Она говорила слова грязные, слова пьяной улицы - было жутко слышать их.
Спала она мало, беспокойно, вскакивая с печи иногда по нескольку раз в ночь, валилась на диван ко мне и будила меня.
- Что вы?
- Молчи, - шептала она, крестясь, присматриваясь к чему-то в темноте. - Господи... Илья пророк... Великомученица Варвара... сохрани нечаянныя смерти...
Дрожащей рукой она зажигала свечу. Её круглое носатое лицо напряжённо надувалось, серые глаза, тревожно мигая, присматривались к вещам, изменённым сумраком. Кухня - большая, но загромождена шкафами, сундуками; ночью она кажется маленькой. В ней тихонько живут лунные лучи, дрожит огонёк неугасимой лампады пред образами, на стене сверкают ножи, как ледяные сосульки, на полках - чёрные сковородки, чьи-то безглазые рожи.
Старуха слезала с печи осторожно, точно с берега реки в воду, и, шлёпая босыми ногами, шла в угол, где над лоханью для помоев висел ушастый рукомойник, напоминая отрубленную голову; там же стояла кадка с водой.
Захлёбываясь и вздыхая, она пила воду, потом смотрела в окно, сквозь голубой узор инея на стёклах.
- Помилуй мя, боже, помилуй мя, - просит она шопотом.
Иногда, погасив свечу, опускалась на колени и обиженно шипела:
- Кто меня любит, господи, кому я нужна?
Влезая на печь и перекрестив дверцу в трубе, она щупала, плотно ли лежат вьюшки; выпачкав руки сажей, отчаянно ругалась и как-то сразу засыпала, точно её пришибла невидимая сила. Когда я был обижен ею, я думал: жаль, что не на ней женился дедушка, - вот бы грызла она его!. Да и ей доставалось бы на орехи. Обижала она меня часто, но бывали дни, когда пухлое, ватное лицо её становилось грустным, глаза тонули в слезах и она очень убедительно говорила:
- Ты думаешь - легко мне? Родила детей, нянчила, на ноги ставила - для чего?
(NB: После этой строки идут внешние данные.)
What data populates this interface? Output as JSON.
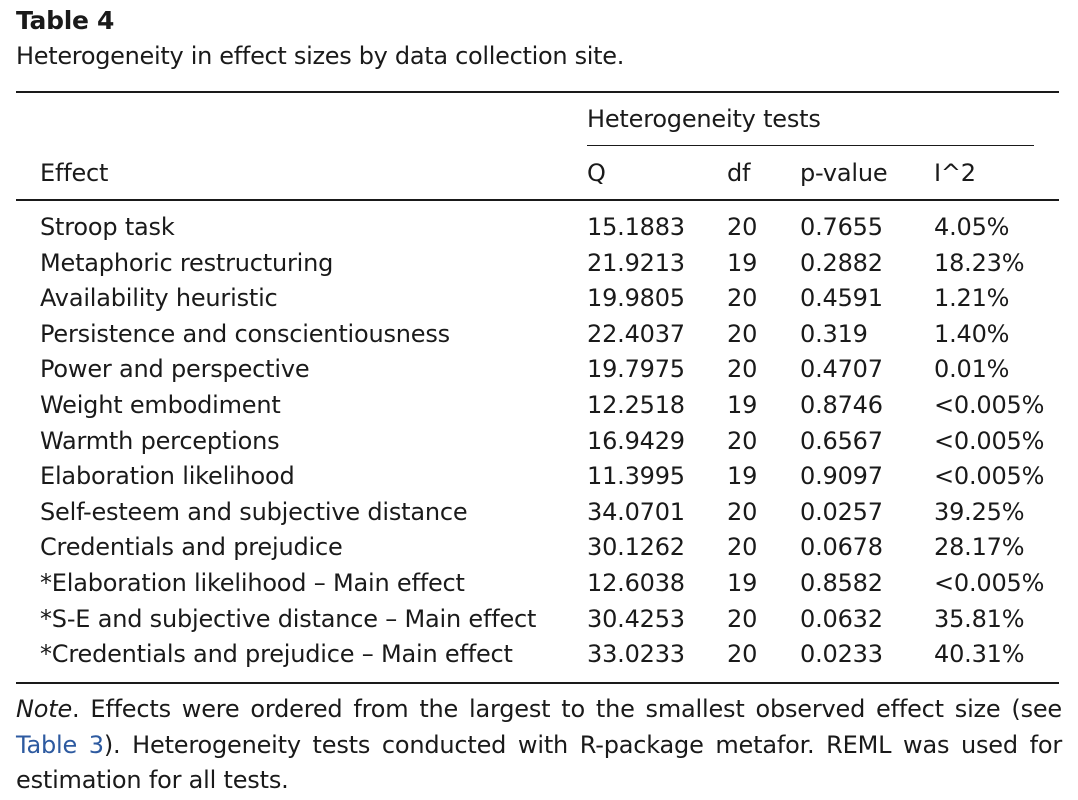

Вот - живу кухаркой у них, сладко это мне? Привёл сын чужую бабу и променял на неё свою кровь - хорошо это? Ну?
- Нехорошо, - искренне говорил я.
- Ага? То-то...
И она начинала бесстыдно говорить о снохе:
- Бывала я с нею в бане, видела её! На что польстился? Такие ли красавицами зовутся?..
Об отношениях мужчин к женщинам она говорила всегда изумительно грязно; сначала её речи вызывали у меня отвращение, но скоро я привык слушать их внимательно, с большим интересом, чувствуя за этими речами какую-то тяжкую правду.
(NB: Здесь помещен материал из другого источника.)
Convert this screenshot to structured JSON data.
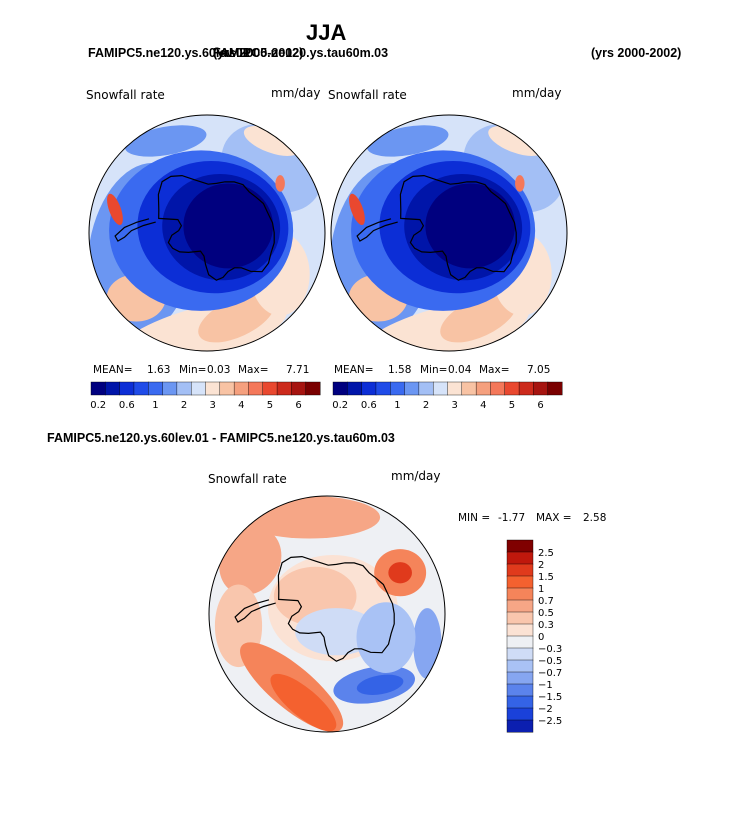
{
  "page": {
    "title": "JJA",
    "case_a": "FAMIPC5.ne120.ys.60lev.01",
    "case_a_years": "(yrs 2000-2002)",
    "case_b": "FAMIPC5.ne120.ys.tau60m.03",
    "case_b_years": "(yrs 2000-2002)",
    "diff_title": "FAMIPC5.ne120.ys.60lev.01 - FAMIPC5.ne120.ys.tau60m.03"
  },
  "chart_data": [
    {
      "type": "heatmap",
      "projection": "south-polar-stereographic",
      "title": "Snowfall rate",
      "units": "mm/day",
      "stats": {
        "mean_label": "MEAN=",
        "mean": "1.63",
        "min_label": "Min=",
        "min": "0.03",
        "max_label": "Max=",
        "max": "7.71"
      },
      "colorbar": {
        "levels": [
          0.2,
          0.4,
          0.6,
          0.8,
          1,
          1.5,
          2,
          2.5,
          3,
          3.5,
          4,
          4.5,
          5,
          5.5,
          6,
          6.5
        ],
        "tick_labels": [
          "0.2",
          "0.6",
          "1",
          "2",
          "3",
          "4",
          "5",
          "6"
        ],
        "colors": [
          "#00007f",
          "#0015a9",
          "#0c2ed6",
          "#1f4be8",
          "#3a6af0",
          "#6b96f2",
          "#a3bff5",
          "#d6e3f9",
          "#fbe3d3",
          "#f8c3a4",
          "#f5a07e",
          "#f4785a",
          "#e9482f",
          "#cc2a1c",
          "#a61410",
          "#7a0000"
        ]
      }
    },
    {
      "type": "heatmap",
      "projection": "south-polar-stereographic",
      "title": "Snowfall rate",
      "units": "mm/day",
      "stats": {
        "mean_label": "MEAN=",
        "mean": "1.58",
        "min_label": "Min=",
        "min": "0.04",
        "max_label": "Max=",
        "max": "7.05"
      },
      "colorbar": {
        "levels": [
          0.2,
          0.4,
          0.6,
          0.8,
          1,
          1.5,
          2,
          2.5,
          3,
          3.5,
          4,
          4.5,
          5,
          5.5,
          6,
          6.5
        ],
        "tick_labels": [
          "0.2",
          "0.6",
          "1",
          "2",
          "3",
          "4",
          "5",
          "6"
        ],
        "colors": [
          "#00007f",
          "#0015a9",
          "#0c2ed6",
          "#1f4be8",
          "#3a6af0",
          "#6b96f2",
          "#a3bff5",
          "#d6e3f9",
          "#fbe3d3",
          "#f8c3a4",
          "#f5a07e",
          "#f4785a",
          "#e9482f",
          "#cc2a1c",
          "#a61410",
          "#7a0000"
        ]
      }
    },
    {
      "type": "heatmap",
      "projection": "south-polar-stereographic",
      "title": "Snowfall rate",
      "units": "mm/day",
      "stats": {
        "min_label": "MIN =",
        "min": "-1.77",
        "max_label": "MAX =",
        "max": "2.58"
      },
      "colorbar": {
        "tick_labels": [
          "2.5",
          "2",
          "1.5",
          "1",
          "0.7",
          "0.5",
          "0.3",
          "0",
          "−0.3",
          "−0.5",
          "−0.7",
          "−1",
          "−1.5",
          "−2",
          "−2.5"
        ],
        "colors": [
          "#800000",
          "#c0180c",
          "#e03a1c",
          "#f4612f",
          "#f5845a",
          "#f6a686",
          "#f9c6ad",
          "#fbe2d4",
          "#eef0f4",
          "#cfdcf6",
          "#a9c2f5",
          "#86a6f1",
          "#5b83ec",
          "#3463e6",
          "#1a41da",
          "#0b1fb0"
        ]
      }
    }
  ]
}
- Баба - сила, она самого бога обманула, вот как! - жужжала она, пристукивая ладонью по столу. - Из-за Евы все люди в ад идут, на-ка вот!
О силе женщины она могла говорить без конца, и мне всегда казалось, что этими разговорами она хочет кого-то напугать. Я особенно запомнил, что "Ева - бога обманула".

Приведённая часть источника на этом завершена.